De industrie in België trekt aan de alarmbel. Als straks bedrijven in Duitsland nog maar half zoveel moeten betalen voor hun elektriciteit en gas als bedrijven hier in België dreigen veel fabrieken de concurrentieslag te verliezen en de deuren te moeten sluiten. “Als bedrijven in België vanaf januari het dubbele betalen voor elektriciteit, dan wordt de markt hier overspoeld door goedkoper plaatmateriaal uit Duitsland”. Dat zegt Bernard Thiers in een interview met de krant De Tijd.
Bernard Thiers zegt dat hij met lede ogen moet aanzien hoe Duitsland het grof geschut bovenhaalt om de energieprijzen voor de Duitse industrie te verlagen, terwijl bedrijven in België wel de veel hogere marktprijzen betalen. Voor het West-Vlaamse Unilin speelt vooral de hogere elektriciteitsprijs in het nadeel. Met wind- en zonne-energie en twee eigen houtverbrandingsinstallaties kan de producent van plaatmateriaal, vloeren en isolatie de helft van zijn eigen vraag afdekken, maar de andere helft moet het nog altijd aankopen op de markt. “Als dat vanaf januari zal gebeuren tegen prijzen die het dubbele bedragen van die in Duitsland, dan doet dat onze industrie dood’, zegt Thiers aan de krant. “Onze concurrenten in Duitsland zullen hier tegen veel redelijker prijzen hun producten kunnen verkopen en de Belgische markt komen ondermijnen.”
Extra handicap
Unilin, sinds 2005 een onderdeel van de Amerikaanse vloerengigant Mohawk, zag de vraag naar parket, laminaat- en vinylvloeren dit jaar al met 20 tot 30 procent terugvallen. Het legt daarom de fabriek in Wielsbeke stil tijdens de herfst- en de kerstvakantie. Als de Duitse energiesteun een extra kostenhandicap creëert, verwacht Thiers naar eigen zeggen nog vaker in die situatie te belanden. “Nu liggen onze Duitse concurrenten ook soms stil, maar als ze straks goedkopere energie hebben, is het hek van de dam”, zegt Thiers nog. “Dan stromen de goedkopere platen België binnen en zullen wij onze fabrieken moeten stilleggen.”
Geduld op de proef
Om het concurrentienadeel weg te werken, ijvert Thiers ervoor dat de federale regering een deel van de opbrengsten van de overwinstbelasting naar de industrie laat terugvloeien. Op elektriciteit die niet in een gascentrale is opgewekt, gaat de overheid tot halfweg 2023 de inkomsten boven 130 euro per megawattuur afromen.

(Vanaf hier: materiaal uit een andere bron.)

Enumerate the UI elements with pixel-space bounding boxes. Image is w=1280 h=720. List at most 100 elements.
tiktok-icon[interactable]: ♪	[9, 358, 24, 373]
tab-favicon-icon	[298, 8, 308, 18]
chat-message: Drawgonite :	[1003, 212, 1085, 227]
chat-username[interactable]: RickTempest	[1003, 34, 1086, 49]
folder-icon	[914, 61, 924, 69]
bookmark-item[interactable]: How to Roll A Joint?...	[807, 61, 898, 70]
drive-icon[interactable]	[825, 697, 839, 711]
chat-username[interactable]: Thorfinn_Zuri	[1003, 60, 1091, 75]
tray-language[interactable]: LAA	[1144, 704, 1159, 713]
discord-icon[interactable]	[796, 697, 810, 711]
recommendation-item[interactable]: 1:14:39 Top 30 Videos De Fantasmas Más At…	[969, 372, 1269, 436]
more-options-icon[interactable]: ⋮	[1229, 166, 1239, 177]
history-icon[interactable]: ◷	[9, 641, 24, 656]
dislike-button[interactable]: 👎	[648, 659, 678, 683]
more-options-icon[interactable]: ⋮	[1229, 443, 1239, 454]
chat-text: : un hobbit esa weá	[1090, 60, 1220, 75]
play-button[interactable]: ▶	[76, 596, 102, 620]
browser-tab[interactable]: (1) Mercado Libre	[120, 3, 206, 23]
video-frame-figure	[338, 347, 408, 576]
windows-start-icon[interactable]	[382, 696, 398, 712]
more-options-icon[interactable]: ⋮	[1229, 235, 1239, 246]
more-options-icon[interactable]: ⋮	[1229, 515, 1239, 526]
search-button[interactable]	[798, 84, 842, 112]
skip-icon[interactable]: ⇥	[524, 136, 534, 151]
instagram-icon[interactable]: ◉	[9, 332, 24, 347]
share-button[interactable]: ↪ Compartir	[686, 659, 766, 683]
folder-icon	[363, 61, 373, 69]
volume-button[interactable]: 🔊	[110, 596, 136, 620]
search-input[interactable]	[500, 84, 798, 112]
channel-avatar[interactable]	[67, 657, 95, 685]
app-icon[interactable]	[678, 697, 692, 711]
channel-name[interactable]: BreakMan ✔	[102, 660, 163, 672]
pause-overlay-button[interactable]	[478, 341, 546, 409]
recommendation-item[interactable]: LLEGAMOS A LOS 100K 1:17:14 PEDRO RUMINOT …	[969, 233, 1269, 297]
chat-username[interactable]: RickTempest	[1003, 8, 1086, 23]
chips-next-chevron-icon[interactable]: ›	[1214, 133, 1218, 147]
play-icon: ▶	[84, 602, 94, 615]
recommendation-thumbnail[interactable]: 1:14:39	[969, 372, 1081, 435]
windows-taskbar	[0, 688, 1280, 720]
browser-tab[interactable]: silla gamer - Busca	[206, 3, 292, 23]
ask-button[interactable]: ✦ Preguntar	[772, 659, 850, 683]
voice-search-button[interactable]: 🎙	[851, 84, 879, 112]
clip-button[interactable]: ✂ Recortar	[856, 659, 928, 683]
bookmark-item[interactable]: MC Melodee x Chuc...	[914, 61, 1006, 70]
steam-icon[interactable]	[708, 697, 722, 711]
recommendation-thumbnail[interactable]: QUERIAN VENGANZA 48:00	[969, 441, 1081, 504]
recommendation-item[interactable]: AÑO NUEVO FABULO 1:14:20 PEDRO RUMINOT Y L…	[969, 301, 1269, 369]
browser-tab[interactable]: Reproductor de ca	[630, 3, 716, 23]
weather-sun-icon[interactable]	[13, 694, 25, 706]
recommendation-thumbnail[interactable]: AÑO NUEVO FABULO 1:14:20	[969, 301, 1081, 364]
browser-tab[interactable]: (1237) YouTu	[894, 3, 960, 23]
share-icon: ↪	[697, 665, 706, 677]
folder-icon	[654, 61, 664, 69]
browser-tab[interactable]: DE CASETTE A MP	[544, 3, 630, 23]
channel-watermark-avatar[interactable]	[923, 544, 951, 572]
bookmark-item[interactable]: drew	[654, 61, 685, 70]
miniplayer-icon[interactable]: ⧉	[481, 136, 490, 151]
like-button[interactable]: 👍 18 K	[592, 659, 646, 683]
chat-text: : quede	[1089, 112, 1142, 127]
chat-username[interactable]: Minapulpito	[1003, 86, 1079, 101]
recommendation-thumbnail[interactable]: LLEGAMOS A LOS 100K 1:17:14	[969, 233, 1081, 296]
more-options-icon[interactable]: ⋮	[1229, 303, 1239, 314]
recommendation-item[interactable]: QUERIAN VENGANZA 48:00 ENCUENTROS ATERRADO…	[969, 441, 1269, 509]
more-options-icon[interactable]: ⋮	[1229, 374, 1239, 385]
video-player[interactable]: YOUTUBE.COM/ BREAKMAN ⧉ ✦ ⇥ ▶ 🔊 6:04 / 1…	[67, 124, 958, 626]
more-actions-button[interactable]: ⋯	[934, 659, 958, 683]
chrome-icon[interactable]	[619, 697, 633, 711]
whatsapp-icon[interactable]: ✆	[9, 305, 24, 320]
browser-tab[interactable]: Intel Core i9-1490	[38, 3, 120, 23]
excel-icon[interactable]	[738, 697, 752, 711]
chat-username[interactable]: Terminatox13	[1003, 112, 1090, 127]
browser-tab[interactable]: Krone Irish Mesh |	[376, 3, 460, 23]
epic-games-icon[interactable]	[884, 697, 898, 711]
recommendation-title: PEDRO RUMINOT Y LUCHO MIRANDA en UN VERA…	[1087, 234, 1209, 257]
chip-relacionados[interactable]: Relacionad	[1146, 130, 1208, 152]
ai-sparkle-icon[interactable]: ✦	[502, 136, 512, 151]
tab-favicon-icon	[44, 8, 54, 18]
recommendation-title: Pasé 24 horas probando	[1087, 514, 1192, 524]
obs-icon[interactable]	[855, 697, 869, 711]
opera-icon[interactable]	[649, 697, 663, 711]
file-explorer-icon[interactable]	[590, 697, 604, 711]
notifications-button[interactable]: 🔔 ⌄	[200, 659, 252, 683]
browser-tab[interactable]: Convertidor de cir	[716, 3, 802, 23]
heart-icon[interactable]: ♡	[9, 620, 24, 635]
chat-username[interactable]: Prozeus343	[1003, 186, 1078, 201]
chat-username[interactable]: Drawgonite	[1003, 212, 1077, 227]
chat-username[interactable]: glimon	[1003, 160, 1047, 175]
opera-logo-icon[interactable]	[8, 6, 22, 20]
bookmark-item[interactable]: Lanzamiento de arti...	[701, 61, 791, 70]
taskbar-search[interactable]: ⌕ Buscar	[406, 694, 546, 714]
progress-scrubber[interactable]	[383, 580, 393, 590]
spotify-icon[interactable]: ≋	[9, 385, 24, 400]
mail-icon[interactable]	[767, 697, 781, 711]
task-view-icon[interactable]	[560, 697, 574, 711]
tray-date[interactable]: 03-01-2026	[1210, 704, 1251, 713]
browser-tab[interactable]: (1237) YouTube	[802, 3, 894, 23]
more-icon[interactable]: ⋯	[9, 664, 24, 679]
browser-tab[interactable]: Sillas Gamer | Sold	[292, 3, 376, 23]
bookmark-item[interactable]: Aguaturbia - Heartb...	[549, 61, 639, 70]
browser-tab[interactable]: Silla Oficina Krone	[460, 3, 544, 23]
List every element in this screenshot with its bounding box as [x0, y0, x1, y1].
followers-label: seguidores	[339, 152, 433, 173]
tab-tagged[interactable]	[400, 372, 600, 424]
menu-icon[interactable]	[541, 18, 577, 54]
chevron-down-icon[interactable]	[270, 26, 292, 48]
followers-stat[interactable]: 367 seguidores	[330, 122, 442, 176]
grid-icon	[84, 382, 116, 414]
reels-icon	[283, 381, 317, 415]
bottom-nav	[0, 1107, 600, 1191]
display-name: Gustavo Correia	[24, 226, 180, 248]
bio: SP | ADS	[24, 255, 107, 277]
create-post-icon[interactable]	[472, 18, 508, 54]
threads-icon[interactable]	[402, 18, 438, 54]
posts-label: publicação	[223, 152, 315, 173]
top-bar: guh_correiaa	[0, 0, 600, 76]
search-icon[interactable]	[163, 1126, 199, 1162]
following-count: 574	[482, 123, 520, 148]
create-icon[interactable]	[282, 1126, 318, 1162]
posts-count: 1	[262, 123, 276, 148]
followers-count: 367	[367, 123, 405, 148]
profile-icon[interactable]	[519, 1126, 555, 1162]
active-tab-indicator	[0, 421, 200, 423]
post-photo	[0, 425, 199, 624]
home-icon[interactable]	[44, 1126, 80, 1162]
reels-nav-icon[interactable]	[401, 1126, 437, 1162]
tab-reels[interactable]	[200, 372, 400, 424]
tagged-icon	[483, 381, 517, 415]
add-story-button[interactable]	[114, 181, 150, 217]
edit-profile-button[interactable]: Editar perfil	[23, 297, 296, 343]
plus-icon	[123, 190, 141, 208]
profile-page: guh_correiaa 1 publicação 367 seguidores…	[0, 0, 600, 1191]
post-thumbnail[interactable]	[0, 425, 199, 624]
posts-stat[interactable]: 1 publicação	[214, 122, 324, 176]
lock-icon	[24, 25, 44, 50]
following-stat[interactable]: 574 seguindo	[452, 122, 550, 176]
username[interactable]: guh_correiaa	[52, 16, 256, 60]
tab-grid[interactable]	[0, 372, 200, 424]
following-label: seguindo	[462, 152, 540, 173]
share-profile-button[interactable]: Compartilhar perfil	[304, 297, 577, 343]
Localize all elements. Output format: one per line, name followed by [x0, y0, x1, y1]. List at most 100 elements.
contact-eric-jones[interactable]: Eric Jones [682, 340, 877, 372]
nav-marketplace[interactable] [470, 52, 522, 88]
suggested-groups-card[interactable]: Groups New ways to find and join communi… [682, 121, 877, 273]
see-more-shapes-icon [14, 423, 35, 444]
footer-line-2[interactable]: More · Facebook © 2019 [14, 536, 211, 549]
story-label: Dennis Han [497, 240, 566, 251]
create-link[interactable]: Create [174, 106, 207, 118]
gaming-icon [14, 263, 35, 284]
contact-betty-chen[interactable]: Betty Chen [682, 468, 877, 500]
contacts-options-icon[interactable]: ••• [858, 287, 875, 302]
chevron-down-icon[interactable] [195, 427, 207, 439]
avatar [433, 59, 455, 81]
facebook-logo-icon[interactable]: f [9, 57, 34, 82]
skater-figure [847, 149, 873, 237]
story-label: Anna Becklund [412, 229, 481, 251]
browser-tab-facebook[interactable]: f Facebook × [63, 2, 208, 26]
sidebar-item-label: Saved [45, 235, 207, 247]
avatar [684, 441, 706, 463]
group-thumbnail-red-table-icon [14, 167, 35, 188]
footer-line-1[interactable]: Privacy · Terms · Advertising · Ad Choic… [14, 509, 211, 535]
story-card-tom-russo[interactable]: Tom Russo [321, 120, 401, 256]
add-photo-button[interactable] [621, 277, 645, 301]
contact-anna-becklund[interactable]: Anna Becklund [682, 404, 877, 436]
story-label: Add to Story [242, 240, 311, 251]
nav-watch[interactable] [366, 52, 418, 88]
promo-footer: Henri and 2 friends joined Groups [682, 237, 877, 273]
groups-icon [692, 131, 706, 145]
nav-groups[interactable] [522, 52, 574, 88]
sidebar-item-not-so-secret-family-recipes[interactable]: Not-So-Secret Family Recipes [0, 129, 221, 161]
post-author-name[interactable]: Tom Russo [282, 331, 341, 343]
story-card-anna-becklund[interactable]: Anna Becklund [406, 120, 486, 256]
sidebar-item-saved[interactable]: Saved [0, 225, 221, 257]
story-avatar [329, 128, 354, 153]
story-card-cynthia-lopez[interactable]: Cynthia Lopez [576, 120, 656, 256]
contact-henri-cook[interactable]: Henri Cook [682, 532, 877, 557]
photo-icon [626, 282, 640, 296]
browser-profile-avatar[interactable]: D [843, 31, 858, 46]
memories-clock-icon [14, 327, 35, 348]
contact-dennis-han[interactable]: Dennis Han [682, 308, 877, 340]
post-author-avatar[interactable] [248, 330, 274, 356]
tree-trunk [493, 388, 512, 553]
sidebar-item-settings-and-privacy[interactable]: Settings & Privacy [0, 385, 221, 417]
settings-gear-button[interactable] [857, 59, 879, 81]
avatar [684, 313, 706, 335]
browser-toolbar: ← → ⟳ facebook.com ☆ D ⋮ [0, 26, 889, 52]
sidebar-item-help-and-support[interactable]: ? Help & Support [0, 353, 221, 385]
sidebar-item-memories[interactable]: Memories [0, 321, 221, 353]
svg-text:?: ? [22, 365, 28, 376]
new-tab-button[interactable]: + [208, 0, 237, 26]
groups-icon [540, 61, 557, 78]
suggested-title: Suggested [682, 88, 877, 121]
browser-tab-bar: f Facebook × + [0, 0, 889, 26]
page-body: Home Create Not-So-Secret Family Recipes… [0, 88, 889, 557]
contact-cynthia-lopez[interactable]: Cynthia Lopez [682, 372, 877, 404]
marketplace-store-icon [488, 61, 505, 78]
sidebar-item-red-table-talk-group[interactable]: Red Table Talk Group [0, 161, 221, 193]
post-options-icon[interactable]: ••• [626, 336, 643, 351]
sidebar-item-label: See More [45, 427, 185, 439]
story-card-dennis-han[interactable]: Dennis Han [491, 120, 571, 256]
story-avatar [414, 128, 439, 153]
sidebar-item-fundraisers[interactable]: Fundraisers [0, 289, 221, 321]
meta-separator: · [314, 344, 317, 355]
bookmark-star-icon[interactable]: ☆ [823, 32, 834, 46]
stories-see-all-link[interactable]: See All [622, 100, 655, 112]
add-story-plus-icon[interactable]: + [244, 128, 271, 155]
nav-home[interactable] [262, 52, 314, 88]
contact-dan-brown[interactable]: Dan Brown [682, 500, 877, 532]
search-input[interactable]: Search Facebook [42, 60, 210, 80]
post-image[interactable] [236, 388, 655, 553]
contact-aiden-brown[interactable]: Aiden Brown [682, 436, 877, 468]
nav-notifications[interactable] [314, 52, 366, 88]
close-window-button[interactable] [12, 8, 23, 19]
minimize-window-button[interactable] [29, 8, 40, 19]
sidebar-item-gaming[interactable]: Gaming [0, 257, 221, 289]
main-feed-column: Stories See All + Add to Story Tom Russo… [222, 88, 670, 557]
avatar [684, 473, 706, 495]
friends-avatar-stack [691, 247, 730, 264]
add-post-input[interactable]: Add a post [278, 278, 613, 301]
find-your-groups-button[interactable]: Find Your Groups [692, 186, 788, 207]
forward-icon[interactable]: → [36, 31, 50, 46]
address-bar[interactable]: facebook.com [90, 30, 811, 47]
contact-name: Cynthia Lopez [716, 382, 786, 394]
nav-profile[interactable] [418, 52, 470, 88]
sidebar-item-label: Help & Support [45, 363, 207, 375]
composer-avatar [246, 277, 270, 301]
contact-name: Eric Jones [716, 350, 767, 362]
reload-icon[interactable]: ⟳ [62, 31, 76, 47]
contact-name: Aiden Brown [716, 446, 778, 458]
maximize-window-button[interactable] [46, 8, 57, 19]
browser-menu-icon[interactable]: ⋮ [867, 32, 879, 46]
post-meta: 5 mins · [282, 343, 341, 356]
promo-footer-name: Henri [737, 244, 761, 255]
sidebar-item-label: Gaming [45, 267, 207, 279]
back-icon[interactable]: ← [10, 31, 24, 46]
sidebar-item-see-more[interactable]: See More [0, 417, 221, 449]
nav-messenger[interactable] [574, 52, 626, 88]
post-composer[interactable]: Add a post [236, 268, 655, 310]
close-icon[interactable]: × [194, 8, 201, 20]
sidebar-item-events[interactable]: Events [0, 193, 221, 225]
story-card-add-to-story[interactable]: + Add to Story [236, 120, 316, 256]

Het signaal van Thiers is ook een niet mis te begrijpen boodschap aan alle politici, hier of in Europa. “Quosque tandem abutere patientia nostra?” Om het met Catalina te zeggen. Hoe lang nog zal het geduld (van de ondernemers) op de proef worden gesteld?
Of heeft Alexander De Croo al geanticipeerd op die vraag toen hij stelde dat er ons tien moeilijke jaren zouden wachten?